The clothing of the Buyi minority group is unique. Men traditionally a long-sleeved short shirts with long pants. Young men like to wear a headdress which consists of scarves of black or lattice cloth. In Guizhou along, women's clothing comes in four different styles: northwest, southwest, central, and eastern styles. In the northwest of Guizhou, women wear short black jackets. The jacket is tied with a band of cloth. The cuffs and front have batik on them. The jacket is worn with a pleated skirt, an apron, and a turban. They also wear silver accessories. The central style of clothing consists of long green pants, silver ornaments, and an apron. In the southwest, the women wear long pants with a long-sleeved blue jacket, an embroidered coat, and a long pleated skirt. The sleeves and shoulders of the coat are normally decorated with batik or embroidery. The eastern style includes a dress and pants trimmed in lace and a turban. No matter which style of clothing is worn, each is handmade with care by the girl who wears it. Girls are taught at a young age to do embroidery and to make the Buyi minority batik.

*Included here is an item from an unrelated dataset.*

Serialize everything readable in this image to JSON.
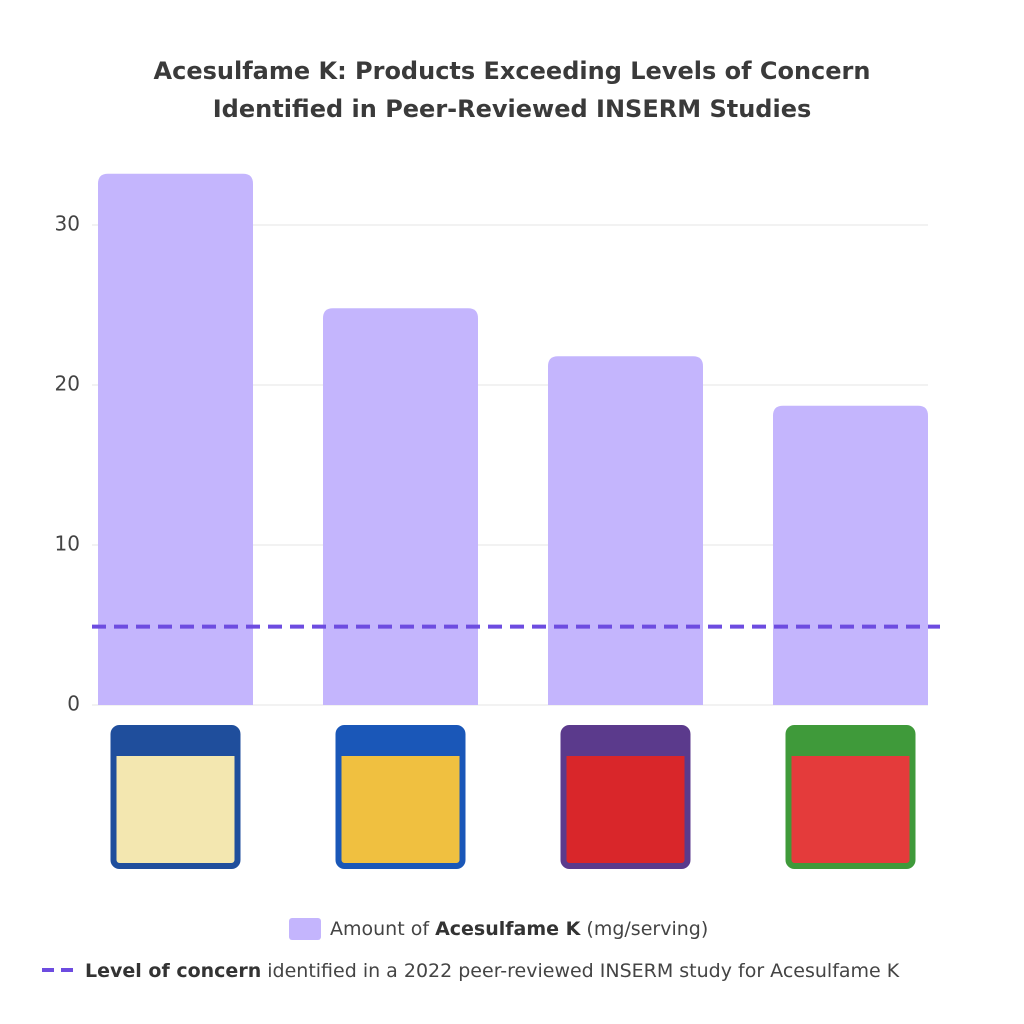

The Buyi batik has been famous for thousands of years and the Buyi people are taught to create it at a young age. Batik is created by painting patterns on white cloth with wax. The cloth is then dipped into a bath of indigo dye. When the cloth has dried, the wax is scraped off and then the cloth is boiled to remove all of the wax left in the cloth. The areas where the wax was are white, while the surrounding areas are indigo. Common designs used in batik production are flowers, waves, and chains. In recent years, more modern designs have been created. Buyi people are also known for their embroidery. Originally used only for their own clothing, in recent years, the Buyi people have started selling their embroidered cloth to the public.

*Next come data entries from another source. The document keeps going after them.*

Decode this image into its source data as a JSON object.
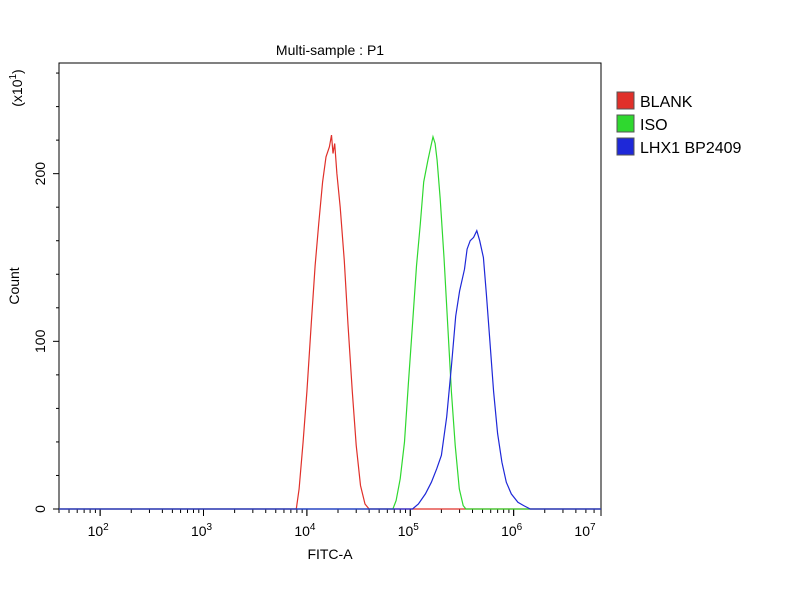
{
  "chart_data": {
    "type": "line",
    "title": "Multi-sample : P1",
    "xlabel": "FITC-A",
    "ylabel": "Count",
    "y_multiplier_label": "(x10",
    "y_multiplier_exp": "1",
    "y_multiplier_close": ")",
    "x_scale": "log",
    "xlim": [
      40,
      7000000
    ],
    "ylim": [
      0,
      266
    ],
    "y_ticks": [
      "0",
      "100",
      "200"
    ],
    "y_tick_values": [
      0,
      100,
      200
    ],
    "x_ticks": [
      {
        "base": "10",
        "exp": "2",
        "value": 100
      },
      {
        "base": "10",
        "exp": "3",
        "value": 1000
      },
      {
        "base": "10",
        "exp": "4",
        "value": 10000
      },
      {
        "base": "10",
        "exp": "5",
        "value": 100000
      },
      {
        "base": "10",
        "exp": "6",
        "value": 1000000
      },
      {
        "base": "10",
        "exp": "7",
        "value": 10000000
      }
    ],
    "legend_position": "top-right outside",
    "grid": false,
    "series": [
      {
        "name": "BLANK",
        "color": "#e0302a",
        "points": [
          [
            7900,
            0
          ],
          [
            8400,
            12
          ],
          [
            9200,
            40
          ],
          [
            10000,
            70
          ],
          [
            11000,
            110
          ],
          [
            12000,
            145
          ],
          [
            13000,
            170
          ],
          [
            14200,
            195
          ],
          [
            15300,
            210
          ],
          [
            16500,
            216
          ],
          [
            17300,
            223
          ],
          [
            17900,
            212
          ],
          [
            18600,
            218
          ],
          [
            19500,
            200
          ],
          [
            21000,
            180
          ],
          [
            23000,
            148
          ],
          [
            25000,
            110
          ],
          [
            27500,
            70
          ],
          [
            30000,
            38
          ],
          [
            33000,
            14
          ],
          [
            36500,
            3
          ],
          [
            40000,
            0
          ]
        ]
      },
      {
        "name": "ISO",
        "color": "#2fd82f",
        "points": [
          [
            68000,
            0
          ],
          [
            73000,
            5
          ],
          [
            80000,
            18
          ],
          [
            88000,
            40
          ],
          [
            96000,
            75
          ],
          [
            105000,
            110
          ],
          [
            115000,
            145
          ],
          [
            125000,
            170
          ],
          [
            135000,
            195
          ],
          [
            148000,
            208
          ],
          [
            158000,
            216
          ],
          [
            166000,
            222
          ],
          [
            174000,
            218
          ],
          [
            182000,
            208
          ],
          [
            195000,
            185
          ],
          [
            212000,
            150
          ],
          [
            230000,
            110
          ],
          [
            250000,
            70
          ],
          [
            272000,
            38
          ],
          [
            298000,
            12
          ],
          [
            325000,
            2
          ],
          [
            345000,
            0
          ]
        ]
      },
      {
        "name": "LHX1 BP2409",
        "color": "#1e28d8",
        "points": [
          [
            105000,
            0
          ],
          [
            120000,
            3
          ],
          [
            140000,
            9
          ],
          [
            160000,
            16
          ],
          [
            180000,
            24
          ],
          [
            200000,
            32
          ],
          [
            225000,
            55
          ],
          [
            250000,
            85
          ],
          [
            275000,
            115
          ],
          [
            300000,
            130
          ],
          [
            335000,
            143
          ],
          [
            355000,
            155
          ],
          [
            380000,
            160
          ],
          [
            410000,
            162
          ],
          [
            440000,
            166
          ],
          [
            470000,
            160
          ],
          [
            510000,
            150
          ],
          [
            545000,
            128
          ],
          [
            590000,
            100
          ],
          [
            640000,
            70
          ],
          [
            700000,
            45
          ],
          [
            770000,
            28
          ],
          [
            850000,
            16
          ],
          [
            950000,
            9
          ],
          [
            1100000,
            4
          ],
          [
            1250000,
            2
          ],
          [
            1450000,
            0
          ]
        ]
      }
    ]
  }
}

The Buyi festivals revolve around forming new and renewing old friendships. The festivals are usually held in the forests, or on the hills surrounding the village. The festivals are huge community parties that include singing, dancing, games, and courtship activities. The Chabai Singing Festival is held from the 21st to the 23rd day of the 6th lunar month on the Chinese calendar. Tens of thousands of visitors from neighboring villages, provinces and even countries come to witness and participate in the festival. The main activity during the festival is singing contests. During the day, the singing contests are held in the village open areas, but in the evening it is performed in the courtyards and houses of the locals. The Ox-King Festival is held on the first day of plowing. The most interesting part of the Ox-King Festival is the multi-colored rice that is eaten. Each family takes rice and dyes it into five different very bright colors. The rice is then steamed. The rice is offered to the ancestors, and then half of the rice is fed to their oxen who are then allowed to rest for the remainder of the day. The festival known as the March 3rd Festival celebrates the local mountain and village gods.
The Buyi ethnic minority group like all of the minority groups in Guizhou is very unique. Its ancient customs and traditions have been kept alive and even in today's modern age, the Buyi people still continue to wear their traditional clothing. Their colorful customs have intrigued visitors very many years, and Guizhou's minority groups are starting to draw more visitors each year.